Tuesday, September 23, 2014

Scientific Socialism

Marxism is a science, based upon a scientific method.  It is also an ideology, but only until the ideology is rendered irrelevant by material conditions.  Until now Marx's critique of capitalism has not been rendered irrelevant.  Capitalist apologists have not been able to prove that the warnings in Kapital have not come true.  Inequality, crisis and violence continue to be aspects of the capitalist mode of production.  Ye, Marxism is all the more relevant today as Climate Crisis approaches a critical stage and the reactionaries continue to insist on a revisionist conceptualization of environmental science that does not rely upon empirical evidence.  Clearly, green capitalism is not sufficient to rescue the planet from extremely corporeal global catastrophe.  Of course, the reactionary profits will warn that any attempt at planned economy will result in totalitarian disaster. 'Just look at the Soviet Union under Stalin, or China under Mao!'  Certainly, these individuals orchestrated what they knew would be disasters.

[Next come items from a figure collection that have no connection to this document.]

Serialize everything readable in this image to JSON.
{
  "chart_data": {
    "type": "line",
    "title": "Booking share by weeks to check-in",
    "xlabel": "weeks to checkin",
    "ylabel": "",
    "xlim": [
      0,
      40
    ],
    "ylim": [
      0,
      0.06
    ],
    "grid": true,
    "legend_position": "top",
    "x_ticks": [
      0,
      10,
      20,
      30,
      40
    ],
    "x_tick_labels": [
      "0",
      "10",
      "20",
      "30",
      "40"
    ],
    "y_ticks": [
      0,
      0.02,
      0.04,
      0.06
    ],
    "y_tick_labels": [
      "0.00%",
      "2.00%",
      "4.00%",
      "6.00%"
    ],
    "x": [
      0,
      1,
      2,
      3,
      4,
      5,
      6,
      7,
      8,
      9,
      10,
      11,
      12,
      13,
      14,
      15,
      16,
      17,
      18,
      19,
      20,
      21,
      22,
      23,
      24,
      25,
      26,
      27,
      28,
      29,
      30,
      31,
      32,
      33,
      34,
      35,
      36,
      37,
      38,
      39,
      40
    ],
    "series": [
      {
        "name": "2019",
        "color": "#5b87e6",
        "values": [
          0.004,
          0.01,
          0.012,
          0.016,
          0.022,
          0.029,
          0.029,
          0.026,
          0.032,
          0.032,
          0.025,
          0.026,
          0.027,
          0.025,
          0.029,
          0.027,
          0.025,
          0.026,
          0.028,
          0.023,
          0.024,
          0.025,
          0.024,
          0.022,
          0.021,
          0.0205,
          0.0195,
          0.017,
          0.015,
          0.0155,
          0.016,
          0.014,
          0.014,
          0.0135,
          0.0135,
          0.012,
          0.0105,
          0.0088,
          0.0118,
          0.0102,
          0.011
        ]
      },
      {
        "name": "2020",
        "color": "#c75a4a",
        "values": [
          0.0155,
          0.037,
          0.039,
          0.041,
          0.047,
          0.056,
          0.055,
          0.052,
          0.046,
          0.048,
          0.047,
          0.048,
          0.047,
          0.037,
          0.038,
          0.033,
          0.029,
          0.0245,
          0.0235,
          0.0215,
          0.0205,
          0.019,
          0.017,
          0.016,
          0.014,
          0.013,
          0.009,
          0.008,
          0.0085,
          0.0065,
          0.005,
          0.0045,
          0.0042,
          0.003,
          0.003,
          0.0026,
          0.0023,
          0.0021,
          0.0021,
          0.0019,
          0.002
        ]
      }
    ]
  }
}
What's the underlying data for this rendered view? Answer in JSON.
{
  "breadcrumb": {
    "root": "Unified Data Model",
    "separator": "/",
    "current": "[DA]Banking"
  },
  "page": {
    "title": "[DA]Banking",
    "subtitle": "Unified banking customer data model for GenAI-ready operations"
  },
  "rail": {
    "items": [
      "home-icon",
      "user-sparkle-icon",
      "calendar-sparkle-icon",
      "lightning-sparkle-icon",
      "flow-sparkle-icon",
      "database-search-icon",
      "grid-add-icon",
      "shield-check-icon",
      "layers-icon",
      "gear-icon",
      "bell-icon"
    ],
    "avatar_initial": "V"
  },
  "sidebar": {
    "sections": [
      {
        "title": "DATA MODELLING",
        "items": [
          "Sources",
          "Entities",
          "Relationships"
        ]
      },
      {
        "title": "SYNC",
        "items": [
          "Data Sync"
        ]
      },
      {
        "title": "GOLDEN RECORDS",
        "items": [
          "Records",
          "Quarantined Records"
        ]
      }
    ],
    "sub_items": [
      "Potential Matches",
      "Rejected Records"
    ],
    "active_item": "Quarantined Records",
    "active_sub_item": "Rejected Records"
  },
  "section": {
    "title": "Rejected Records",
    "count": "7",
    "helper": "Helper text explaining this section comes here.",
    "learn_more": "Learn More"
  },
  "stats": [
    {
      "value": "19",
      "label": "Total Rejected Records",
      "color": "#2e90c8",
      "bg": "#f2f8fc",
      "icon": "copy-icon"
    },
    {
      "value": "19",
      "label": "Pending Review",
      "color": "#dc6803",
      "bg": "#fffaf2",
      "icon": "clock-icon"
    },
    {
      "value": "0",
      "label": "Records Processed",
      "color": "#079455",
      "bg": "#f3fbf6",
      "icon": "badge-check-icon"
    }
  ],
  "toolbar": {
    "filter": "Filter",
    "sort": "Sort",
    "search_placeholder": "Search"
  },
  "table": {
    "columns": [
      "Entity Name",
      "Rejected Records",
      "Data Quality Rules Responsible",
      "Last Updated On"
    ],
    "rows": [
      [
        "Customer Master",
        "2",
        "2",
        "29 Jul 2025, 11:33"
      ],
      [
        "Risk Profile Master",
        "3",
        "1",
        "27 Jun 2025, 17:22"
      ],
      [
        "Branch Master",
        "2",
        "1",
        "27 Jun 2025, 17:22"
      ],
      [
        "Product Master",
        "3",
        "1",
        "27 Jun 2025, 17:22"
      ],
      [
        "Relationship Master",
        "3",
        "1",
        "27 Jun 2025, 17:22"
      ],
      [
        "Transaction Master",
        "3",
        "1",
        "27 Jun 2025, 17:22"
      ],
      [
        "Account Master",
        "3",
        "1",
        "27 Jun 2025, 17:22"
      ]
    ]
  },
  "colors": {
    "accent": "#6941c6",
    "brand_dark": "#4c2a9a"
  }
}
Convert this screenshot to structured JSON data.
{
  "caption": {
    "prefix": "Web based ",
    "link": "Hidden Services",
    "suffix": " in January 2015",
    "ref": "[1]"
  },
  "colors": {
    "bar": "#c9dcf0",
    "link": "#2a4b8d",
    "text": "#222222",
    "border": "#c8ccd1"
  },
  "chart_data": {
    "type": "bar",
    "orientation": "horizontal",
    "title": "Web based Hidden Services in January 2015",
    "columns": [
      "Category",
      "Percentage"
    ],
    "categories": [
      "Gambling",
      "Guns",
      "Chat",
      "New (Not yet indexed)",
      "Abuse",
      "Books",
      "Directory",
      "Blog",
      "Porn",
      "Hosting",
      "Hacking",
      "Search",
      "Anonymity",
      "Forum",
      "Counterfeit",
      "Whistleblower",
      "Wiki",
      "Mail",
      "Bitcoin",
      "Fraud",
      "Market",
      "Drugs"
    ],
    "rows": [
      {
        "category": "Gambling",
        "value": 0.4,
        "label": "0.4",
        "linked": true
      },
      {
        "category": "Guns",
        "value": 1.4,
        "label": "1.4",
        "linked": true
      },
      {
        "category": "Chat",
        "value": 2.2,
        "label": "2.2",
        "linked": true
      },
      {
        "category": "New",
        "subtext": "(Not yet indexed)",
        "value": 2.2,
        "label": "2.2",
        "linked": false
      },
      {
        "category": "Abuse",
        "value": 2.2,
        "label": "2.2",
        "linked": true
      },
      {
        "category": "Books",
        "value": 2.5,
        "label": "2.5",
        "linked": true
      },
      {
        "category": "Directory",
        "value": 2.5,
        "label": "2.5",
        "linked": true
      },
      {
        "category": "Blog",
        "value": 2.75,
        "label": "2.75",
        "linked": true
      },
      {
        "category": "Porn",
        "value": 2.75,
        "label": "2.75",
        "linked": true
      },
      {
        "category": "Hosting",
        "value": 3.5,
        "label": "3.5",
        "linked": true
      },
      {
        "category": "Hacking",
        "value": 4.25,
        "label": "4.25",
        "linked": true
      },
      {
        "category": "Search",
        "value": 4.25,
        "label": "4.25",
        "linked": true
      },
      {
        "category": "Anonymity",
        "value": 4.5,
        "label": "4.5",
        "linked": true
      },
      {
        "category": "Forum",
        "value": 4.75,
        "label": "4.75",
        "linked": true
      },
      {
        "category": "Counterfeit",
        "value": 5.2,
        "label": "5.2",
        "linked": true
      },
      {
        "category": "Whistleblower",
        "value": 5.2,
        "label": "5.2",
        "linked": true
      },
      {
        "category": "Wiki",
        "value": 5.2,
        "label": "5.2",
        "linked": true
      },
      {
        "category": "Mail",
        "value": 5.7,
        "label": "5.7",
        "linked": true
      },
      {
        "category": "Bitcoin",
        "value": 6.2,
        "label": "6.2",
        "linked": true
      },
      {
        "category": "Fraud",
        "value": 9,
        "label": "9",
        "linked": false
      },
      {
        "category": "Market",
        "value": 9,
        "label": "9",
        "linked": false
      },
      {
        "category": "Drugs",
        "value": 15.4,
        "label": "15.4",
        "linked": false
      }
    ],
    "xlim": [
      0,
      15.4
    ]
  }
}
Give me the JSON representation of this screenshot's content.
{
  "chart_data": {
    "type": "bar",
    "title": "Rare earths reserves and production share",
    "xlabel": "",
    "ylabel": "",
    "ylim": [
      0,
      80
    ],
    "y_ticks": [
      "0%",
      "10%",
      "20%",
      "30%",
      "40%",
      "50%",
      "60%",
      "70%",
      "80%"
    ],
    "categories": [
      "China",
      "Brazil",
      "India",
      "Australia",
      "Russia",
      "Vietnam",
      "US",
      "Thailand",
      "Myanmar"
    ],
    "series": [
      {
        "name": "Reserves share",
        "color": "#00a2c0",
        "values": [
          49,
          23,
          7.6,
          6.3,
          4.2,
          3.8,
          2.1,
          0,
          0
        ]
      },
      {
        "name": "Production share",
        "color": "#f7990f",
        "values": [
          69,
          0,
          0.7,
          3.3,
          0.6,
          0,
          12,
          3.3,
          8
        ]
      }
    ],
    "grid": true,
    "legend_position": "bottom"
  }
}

Those who would insist that these individuals knowingly created the conditions that would lead to famine and starvation give these individuals more credit as agents with the ability to steer the course of history than I would.  Mao apologized for his role in the Great Famines in China.  He said that his had about a 20% role in the famines through mismanagement of the economy and the rest was nature.  Stalin of course, never made such an apology, but he was, of course, the "Man of Steel."

Admitting mistakes is a sign of political maturity.  Castro apologized for jailing LGBT folk.  A socialist leader sees themselves not as a god-king in the Egyptian sense, but as an agent of history, and perhaps even an experimental political scientist.

The WWII period was a politically experimental time.  Industrial capitalism had reached a critical point, and there were variations in the way the major players reacted to it.  In USSR they had a proletarian revolution, and the cult-of-personality of Stalinism prevailed.  This was a mixed blessing.  On one hand, USSR had an authoritarian leadership that suppressed counter-revolutionary activity.  On the other, collectivization and the uplifting of the Soviet economy was a priority.  In Germany, Italy and Japan these themes presented themselves as fascist appropriations of leftist-populist rhetoric combined with capitalist ruthlessness and insistence on efficiency and profit.  In the capitalist Republics of UK and USA the pressure from the proletarian dictatorship of USSR manifested itself as a strengthened welfare state.  For a time, these nations united against the common, fascist enemy, but not long after the war they became engaged in a ruthless cold war.

Much of the experimentation was done for us in this period.  We found that fascism and welfare capitalism eventually devolve into disaster.  The authoritarian socialism of Stalin may have been extreme.  He may have tried to collectivize the economy to fast.  Socialism in one country may have been an unrealistic insistence.  But a successful revolution redeems all previous failed ones.  Next time we won't make the same mistakes.  The scientific method insists that we must revise our hypothesis for differing conditions (this is not, or course, an endorsement of Kruschevian revisionism).  The USSR went from agrarian late-feudalism to industrial socialism in a very short period of time.  This was a triumph for socialism and for the Russian people.  For them to regress back to capitalism was a disaster, but it would not have been possible except for the proletarian revolution of 1917.  Let us learn from the past and move forward with strategy in mind and with winning as the goal.